Was it brokenness or entanglement that made me brush at my leg? Fear of entrapment, invisible
deceit or the uncanny extension of the spider’s reach.
Smoothing down goose bumps I head more carefully for the open track.
A darting movement catches my eye. I crouch to watch a fly blundering about in a web. Its flailing
wings are made useless by powerful silky thread.
A bulbous bodied spider scuttles in for the kill, then stops short. Tiger-striped legs finger fine strands.
Like a fiddler she is playing with vibration. Timing is important, she awaits her moment.
The fly lies still, tension builds. The spider lurches forward, the fly springs up in a frantic buzzing blur,
shaking the web’s foundations. Struggle suddenly ceases and the fly rests in a hammock of broken web.
The spider seizes her chance and attacks from behind.
Her poison gland imagined; her fangs too small to see, I sense an easing of stress.

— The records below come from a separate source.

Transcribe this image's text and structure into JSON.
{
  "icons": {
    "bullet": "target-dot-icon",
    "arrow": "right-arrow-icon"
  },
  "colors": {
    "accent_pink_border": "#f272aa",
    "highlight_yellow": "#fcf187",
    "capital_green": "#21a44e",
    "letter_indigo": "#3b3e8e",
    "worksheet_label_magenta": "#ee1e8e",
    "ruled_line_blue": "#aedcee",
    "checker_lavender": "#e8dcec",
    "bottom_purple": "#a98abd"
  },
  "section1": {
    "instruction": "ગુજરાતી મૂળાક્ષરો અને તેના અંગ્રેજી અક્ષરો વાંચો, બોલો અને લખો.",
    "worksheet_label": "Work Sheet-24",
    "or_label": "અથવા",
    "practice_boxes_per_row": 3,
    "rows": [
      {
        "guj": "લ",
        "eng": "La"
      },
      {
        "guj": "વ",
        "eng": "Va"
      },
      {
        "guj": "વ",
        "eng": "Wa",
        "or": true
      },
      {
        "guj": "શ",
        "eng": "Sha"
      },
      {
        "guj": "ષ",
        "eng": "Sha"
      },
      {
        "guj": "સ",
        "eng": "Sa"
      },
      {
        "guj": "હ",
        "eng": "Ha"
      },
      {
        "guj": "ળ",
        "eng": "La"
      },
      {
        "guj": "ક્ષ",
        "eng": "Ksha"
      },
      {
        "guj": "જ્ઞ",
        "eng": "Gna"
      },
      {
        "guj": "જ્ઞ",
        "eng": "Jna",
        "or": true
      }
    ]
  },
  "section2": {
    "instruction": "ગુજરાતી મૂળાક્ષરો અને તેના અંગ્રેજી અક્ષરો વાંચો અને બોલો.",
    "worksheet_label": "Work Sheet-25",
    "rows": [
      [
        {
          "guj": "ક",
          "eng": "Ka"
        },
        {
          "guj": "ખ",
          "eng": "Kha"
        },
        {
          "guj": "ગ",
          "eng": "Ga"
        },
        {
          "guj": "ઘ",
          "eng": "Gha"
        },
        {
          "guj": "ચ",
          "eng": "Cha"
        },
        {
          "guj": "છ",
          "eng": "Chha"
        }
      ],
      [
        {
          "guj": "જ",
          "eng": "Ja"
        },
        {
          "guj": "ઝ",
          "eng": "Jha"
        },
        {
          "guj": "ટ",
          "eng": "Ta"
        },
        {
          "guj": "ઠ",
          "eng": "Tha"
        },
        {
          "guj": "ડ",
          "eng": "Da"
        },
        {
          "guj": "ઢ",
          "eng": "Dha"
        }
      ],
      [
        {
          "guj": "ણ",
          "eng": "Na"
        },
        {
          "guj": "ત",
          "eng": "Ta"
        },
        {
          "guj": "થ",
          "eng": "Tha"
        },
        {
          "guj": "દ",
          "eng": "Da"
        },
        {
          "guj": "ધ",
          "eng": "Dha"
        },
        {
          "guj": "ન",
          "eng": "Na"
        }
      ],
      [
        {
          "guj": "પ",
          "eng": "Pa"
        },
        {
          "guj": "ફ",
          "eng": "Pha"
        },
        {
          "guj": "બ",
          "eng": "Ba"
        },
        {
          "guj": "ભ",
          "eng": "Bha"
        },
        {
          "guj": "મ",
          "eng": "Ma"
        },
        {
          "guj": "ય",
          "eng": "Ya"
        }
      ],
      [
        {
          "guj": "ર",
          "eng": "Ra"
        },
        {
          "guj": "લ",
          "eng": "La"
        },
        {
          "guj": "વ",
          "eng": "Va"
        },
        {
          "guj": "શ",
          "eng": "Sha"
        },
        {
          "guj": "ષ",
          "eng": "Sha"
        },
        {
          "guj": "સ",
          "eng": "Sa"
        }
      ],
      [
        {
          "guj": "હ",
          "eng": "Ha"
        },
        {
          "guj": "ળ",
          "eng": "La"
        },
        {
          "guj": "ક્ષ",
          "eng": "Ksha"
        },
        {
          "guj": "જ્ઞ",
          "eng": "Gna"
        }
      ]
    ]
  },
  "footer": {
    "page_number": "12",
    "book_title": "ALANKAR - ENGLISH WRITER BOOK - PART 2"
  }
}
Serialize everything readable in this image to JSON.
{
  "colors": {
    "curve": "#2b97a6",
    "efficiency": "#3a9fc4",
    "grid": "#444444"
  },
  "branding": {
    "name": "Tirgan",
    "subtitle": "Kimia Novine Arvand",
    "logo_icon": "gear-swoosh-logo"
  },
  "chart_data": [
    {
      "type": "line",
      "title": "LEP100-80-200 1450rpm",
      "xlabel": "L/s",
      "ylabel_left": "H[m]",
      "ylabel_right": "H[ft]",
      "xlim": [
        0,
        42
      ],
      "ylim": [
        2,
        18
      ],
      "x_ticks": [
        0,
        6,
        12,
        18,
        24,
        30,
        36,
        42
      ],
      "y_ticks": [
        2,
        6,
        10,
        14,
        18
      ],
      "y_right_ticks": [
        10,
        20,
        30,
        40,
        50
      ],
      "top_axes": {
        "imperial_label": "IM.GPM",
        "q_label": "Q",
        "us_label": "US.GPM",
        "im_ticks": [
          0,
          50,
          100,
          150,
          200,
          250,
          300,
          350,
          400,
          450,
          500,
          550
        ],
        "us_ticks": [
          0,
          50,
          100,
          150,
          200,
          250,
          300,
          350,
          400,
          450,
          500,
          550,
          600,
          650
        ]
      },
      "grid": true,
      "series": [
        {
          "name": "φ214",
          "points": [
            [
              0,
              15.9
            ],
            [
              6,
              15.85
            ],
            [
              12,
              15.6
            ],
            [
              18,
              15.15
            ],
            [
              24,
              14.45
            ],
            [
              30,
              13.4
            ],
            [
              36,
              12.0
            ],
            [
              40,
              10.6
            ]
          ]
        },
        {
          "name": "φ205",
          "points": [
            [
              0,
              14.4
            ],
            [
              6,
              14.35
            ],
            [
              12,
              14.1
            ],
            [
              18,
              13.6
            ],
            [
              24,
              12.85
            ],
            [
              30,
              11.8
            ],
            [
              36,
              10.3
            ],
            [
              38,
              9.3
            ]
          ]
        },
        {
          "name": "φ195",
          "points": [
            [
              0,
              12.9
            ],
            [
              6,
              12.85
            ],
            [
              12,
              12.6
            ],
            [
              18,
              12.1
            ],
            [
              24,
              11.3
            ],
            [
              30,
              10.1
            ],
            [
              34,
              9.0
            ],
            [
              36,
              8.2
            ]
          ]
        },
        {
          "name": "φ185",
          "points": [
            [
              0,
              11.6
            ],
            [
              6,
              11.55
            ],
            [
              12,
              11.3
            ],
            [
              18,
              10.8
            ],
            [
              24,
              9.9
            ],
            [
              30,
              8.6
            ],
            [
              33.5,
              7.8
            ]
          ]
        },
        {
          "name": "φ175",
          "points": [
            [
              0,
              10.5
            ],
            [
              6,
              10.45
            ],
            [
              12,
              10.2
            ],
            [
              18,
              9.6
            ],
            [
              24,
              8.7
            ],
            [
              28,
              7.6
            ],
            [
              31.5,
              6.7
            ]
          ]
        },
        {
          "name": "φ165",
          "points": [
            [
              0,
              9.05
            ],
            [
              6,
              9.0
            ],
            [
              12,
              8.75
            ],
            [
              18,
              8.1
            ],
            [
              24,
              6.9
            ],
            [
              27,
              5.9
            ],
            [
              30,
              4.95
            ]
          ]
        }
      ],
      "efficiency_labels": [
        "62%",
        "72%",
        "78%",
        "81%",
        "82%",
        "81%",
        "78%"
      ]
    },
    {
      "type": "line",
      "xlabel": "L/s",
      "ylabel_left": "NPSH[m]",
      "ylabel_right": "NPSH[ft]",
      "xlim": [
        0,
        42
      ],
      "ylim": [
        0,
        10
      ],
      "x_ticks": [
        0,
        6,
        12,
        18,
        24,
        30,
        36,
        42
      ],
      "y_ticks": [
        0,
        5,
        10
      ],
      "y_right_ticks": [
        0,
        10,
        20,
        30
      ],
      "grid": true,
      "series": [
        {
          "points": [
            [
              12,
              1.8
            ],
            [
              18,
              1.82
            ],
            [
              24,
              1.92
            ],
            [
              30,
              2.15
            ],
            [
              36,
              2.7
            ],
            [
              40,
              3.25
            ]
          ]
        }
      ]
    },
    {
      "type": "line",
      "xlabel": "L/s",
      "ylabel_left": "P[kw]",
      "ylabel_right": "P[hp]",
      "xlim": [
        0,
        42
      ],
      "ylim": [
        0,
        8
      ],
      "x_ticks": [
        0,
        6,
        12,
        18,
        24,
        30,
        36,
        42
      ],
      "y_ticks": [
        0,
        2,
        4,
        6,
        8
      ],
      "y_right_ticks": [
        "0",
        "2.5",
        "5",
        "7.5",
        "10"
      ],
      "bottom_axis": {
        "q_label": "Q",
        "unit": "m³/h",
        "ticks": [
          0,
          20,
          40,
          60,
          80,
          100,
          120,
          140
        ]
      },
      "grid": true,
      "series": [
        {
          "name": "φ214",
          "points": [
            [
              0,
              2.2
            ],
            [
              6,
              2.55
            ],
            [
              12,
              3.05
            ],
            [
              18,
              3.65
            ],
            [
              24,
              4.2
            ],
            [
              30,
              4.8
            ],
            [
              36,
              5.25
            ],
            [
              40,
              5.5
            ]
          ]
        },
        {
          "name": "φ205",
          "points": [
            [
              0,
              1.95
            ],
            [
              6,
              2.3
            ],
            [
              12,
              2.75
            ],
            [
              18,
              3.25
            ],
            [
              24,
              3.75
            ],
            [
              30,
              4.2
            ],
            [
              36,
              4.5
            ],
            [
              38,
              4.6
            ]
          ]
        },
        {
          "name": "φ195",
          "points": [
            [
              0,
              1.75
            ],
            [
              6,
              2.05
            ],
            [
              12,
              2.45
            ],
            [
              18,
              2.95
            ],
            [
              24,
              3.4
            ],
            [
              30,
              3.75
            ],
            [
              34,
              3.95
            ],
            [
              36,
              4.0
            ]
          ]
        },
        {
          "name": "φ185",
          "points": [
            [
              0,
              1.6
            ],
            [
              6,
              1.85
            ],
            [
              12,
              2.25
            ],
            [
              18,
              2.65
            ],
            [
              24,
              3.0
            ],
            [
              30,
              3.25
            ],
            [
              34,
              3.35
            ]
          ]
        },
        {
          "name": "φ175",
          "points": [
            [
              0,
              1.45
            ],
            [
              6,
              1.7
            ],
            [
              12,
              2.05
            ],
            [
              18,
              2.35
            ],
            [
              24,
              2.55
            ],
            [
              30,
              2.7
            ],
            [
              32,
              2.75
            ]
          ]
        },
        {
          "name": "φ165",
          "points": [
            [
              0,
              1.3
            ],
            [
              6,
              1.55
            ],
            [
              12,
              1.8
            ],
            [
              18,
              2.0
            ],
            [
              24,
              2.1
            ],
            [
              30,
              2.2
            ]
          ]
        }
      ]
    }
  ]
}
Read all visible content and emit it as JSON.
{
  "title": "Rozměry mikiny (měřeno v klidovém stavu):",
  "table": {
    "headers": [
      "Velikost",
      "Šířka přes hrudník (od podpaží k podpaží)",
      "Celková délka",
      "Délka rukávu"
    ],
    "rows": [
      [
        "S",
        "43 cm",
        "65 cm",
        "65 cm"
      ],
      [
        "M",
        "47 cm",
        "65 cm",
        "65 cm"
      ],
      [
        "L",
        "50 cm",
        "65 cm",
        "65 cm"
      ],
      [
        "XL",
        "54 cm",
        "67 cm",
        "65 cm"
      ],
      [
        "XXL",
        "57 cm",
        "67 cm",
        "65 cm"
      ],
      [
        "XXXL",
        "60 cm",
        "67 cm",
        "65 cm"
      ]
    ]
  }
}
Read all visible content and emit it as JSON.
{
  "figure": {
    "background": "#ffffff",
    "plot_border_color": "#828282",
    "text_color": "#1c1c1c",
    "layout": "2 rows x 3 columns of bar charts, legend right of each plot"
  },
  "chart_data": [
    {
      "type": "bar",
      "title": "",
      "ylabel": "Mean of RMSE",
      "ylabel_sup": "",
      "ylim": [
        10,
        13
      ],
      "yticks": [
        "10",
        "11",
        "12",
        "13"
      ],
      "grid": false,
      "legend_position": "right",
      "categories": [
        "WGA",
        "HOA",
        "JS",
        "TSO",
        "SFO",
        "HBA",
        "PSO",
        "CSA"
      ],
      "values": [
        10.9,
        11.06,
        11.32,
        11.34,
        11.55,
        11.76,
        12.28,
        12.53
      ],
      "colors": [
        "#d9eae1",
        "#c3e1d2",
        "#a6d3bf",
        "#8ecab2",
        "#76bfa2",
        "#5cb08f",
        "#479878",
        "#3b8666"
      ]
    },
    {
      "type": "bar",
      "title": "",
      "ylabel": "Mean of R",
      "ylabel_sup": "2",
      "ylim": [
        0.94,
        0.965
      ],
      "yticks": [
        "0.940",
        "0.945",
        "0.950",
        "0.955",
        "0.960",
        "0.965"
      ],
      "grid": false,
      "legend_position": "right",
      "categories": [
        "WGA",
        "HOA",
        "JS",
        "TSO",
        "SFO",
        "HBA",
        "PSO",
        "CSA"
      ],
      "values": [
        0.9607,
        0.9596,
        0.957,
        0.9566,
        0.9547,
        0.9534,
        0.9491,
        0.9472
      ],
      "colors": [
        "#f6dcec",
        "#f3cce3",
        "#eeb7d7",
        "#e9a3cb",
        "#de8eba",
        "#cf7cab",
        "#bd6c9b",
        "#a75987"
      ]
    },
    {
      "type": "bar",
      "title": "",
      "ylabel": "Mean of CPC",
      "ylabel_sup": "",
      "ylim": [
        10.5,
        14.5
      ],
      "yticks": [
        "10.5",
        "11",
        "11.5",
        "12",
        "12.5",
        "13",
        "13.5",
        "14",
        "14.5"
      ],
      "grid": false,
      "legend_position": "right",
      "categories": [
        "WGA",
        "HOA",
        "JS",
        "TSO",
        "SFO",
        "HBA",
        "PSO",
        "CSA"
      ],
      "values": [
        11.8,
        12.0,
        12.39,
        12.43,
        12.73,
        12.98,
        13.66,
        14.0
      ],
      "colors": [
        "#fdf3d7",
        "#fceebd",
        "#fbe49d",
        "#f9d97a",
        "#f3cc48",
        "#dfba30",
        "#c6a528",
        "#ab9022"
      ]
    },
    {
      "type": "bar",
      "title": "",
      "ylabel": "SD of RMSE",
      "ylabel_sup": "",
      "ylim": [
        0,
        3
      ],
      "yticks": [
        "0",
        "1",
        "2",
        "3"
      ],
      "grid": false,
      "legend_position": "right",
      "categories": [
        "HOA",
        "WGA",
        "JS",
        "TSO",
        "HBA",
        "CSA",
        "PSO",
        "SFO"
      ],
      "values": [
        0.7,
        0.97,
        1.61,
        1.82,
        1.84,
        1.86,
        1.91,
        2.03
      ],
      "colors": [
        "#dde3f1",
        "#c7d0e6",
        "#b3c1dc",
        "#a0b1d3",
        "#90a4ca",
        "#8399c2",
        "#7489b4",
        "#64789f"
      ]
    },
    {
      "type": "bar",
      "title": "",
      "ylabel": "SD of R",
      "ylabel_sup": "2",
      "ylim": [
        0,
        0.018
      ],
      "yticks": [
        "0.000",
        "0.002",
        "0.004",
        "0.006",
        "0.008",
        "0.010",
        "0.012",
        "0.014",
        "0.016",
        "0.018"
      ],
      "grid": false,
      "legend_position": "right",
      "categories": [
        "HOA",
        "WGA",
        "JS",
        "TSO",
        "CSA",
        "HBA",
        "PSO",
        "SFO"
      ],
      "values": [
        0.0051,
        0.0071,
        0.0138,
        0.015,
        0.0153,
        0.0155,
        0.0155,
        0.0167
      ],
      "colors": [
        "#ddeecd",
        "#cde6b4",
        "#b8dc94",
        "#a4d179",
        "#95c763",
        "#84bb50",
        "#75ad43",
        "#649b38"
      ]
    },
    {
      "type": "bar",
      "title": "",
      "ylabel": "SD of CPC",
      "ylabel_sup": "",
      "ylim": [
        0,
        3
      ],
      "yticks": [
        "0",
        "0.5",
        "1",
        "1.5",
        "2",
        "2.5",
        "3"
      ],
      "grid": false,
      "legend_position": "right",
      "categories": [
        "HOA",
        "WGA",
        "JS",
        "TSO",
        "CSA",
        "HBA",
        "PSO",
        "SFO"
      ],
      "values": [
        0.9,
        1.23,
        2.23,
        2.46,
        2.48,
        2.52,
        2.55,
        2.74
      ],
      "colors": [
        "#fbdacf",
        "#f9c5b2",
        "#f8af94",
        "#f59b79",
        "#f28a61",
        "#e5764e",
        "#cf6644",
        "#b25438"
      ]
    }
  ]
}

All her actions
show the greatest respect. A feeble wave of the fly’s leg seems to signal surrender. There is one long
paralysing bite, a kiss of death. Crouch closer and watch the spider cut away the web and wrap the
body, turning and twisting it into a package that has the softness of candyfloss.
When the newly woven shroud is complete the spider hangs from a strand of web, climbs into the
leafy shade and reels in her meal. She manoeuvres it deftly towards her mouth, sucking juices
through swathes of web that look like Egyptian bandages.
Death for one is life for another and a lasting memory for me.